In other exciting news, our good friends Kelli and Pete Bronski have brought their first child into the world! Marin Concetta Bronski was born on Friday. We’ll go meet her tomorrow and rejoice with our friends.

Food and Exercise

I’m here to talk about food. Food and exercise. This afternoon I pulled on my running shoes and went for a jog. The whole time, I was thinking about how much I hate jogging—I can’t breathe, I immediately get a stitch in my side, my ankle hurts, my knees ache. I was also trying to remind myself that I feel really good when I get enough exercise. Generally, the crankier I am, the likelier it is that I haven’t been outside or climbing in the gym in a while. Make no mistake—I HATE the idea of exercise. I love to ride my bike—especially mountain biking—but it’s exhausting. I love to climb in the gym, but I hate postponing dinner to head over there after a long day at work. I love to ice climb, but I hate being cold. I love caving, but I hate worrying about how scared I’ll be. I love running about with friends, but I hate the idea of spending an afternoon playing soccer. I love swimming, but I hate suiting up and sliding into cold water. I hate jogging. Yes, I just hate it. But the easiest exercise to get in the middle of day is pulling on stretchy clothes, pocketing my iPod, and lacing up my really cool Adidas (bought when I was laboring through triathlons a few summers ago). Then heading out to the bike path near work and going ten minutes in one direction until—thank goodness!—my watch beeps and I can turn back. Luckily, I inherited some of my dad’s desire for a regular schedule, which has made it easier to get in the habit of exercising. In college and grad school it was Abs of Steel, every other day, for years. I still do exercise videos that Dad taped from the TV back in the 80s—Denise Austin and Basic Training: The Workout with Ada Janklowitcz. I also did Buns of Steel for a while, until I realized that building muscle in your rear means building your rear.
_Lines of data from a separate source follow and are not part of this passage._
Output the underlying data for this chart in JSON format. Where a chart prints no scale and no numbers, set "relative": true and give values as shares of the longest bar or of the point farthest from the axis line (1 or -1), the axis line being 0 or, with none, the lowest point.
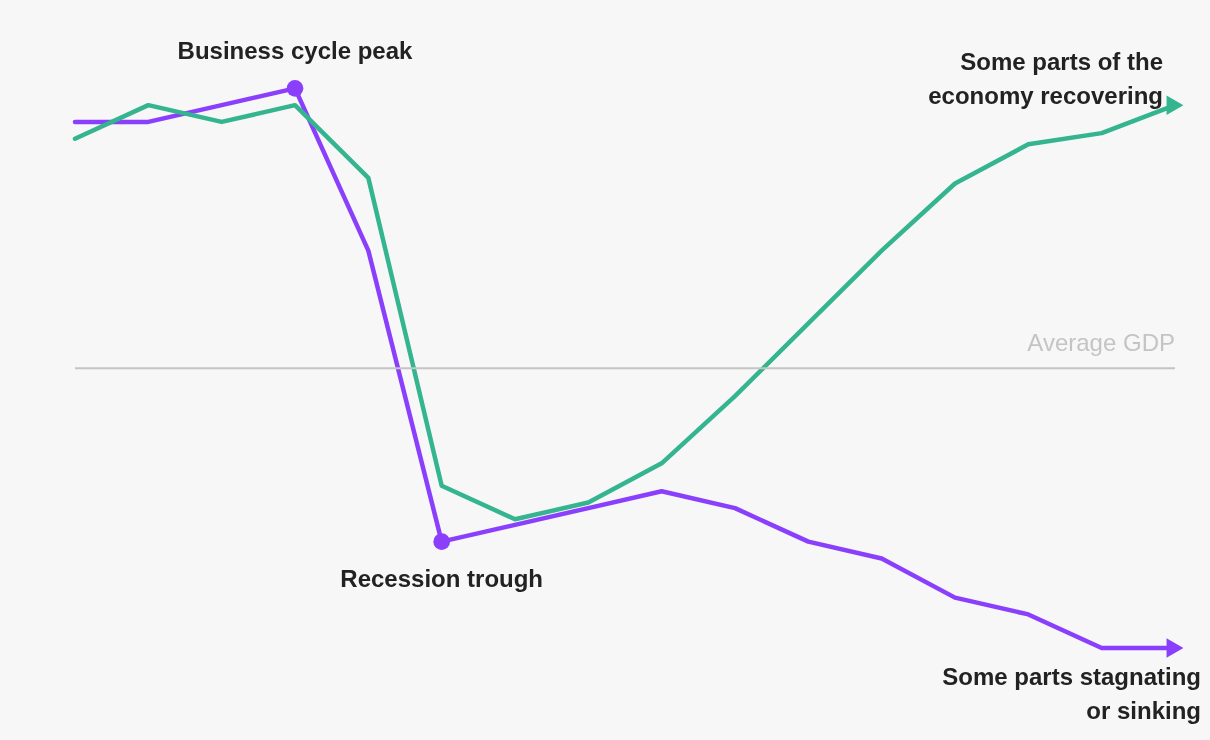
{
  "chart_data": {
    "type": "line",
    "relative": true,
    "legend": false,
    "line_style": "solid",
    "categories": [
      null,
      null,
      null,
      null,
      null,
      null,
      null,
      null,
      null,
      null,
      null,
      null,
      null,
      null,
      null,
      null
    ],
    "series": [
      {
        "color": "#8a3ffc",
        "values": [
          0.88,
          0.88,
          0.94,
          1,
          0.42,
          -0.62,
          -0.56,
          -0.5,
          -0.44,
          -0.5,
          -0.62,
          -0.68,
          -0.82,
          -0.88,
          -1,
          -1
        ]
      },
      {
        "color": "#34b58f",
        "values": [
          0.82,
          0.94,
          0.88,
          0.94,
          0.68,
          -0.42,
          -0.54,
          -0.48,
          -0.34,
          -0.1,
          0.16,
          0.42,
          0.66,
          0.8,
          0.84,
          0.94
        ]
      }
    ],
    "ref_lines": [
      {
        "axis": "y",
        "value": 0,
        "label": "Average GDP",
        "color": "#c4c4c4"
      }
    ],
    "annotations": [
      "Business cycle peak",
      "Recession trough",
      "Some parts of the\neconomy recovering",
      "Some parts stagnating\nor sinking"
    ]
  }
}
Anyway, I hate jogging. And I hate the idea that I get a bunch of exercise and then I have to do it again! I should immediately look like a movie star. It’s all well and good to be healthy (as always, The Magic Mountain comes to mind), but I’m already fairly healthy. If I’m going to kill myself huffing and puffing up the path, I want to be gorgeous at the end of it, immediately!

I also exercise because I LOVE FOOD. I love it as much as I hate jogging (maybe more). Dinner is a beautiful reward for a workday. Breakfast soothes the pain of having to be awake. Lunch is probably my least favorite, but at work it gives me time to read for fun and enjoy some leftovers. I’ve always loved to eat, but I have no appetite. I’m never hungry. I think I have a terribly slow metabolism and I eat because it’s finally time, hooray! So I simply must exercise. I’ve struck a happy balance with my body. I eat more than I should, but I don’t worry about what I’m eating, and I live comfortably with the results.

I’ve recently discovered that I love to cook, and I’m also learning that I like to garden. I love to eat vegetables that taste like they’re supposed to, and that have to have the dirt washed off before I can eat them. I’d love to learn to can and learn how to freeze things in useable quantities—so I could pull out carrots in the middle of winter for a soup or a stew. (Advice welcome.) Since I’m talking about cooking, I’ll mention that we’re having a dinner party tomorrow. Dave suggested that I make either Indian food or stir-fry, but I decided on blue cheese rigatoni and spinach salad, with pineapple upside-down cake for dessert. If it turns out well, I’ll post the recipes.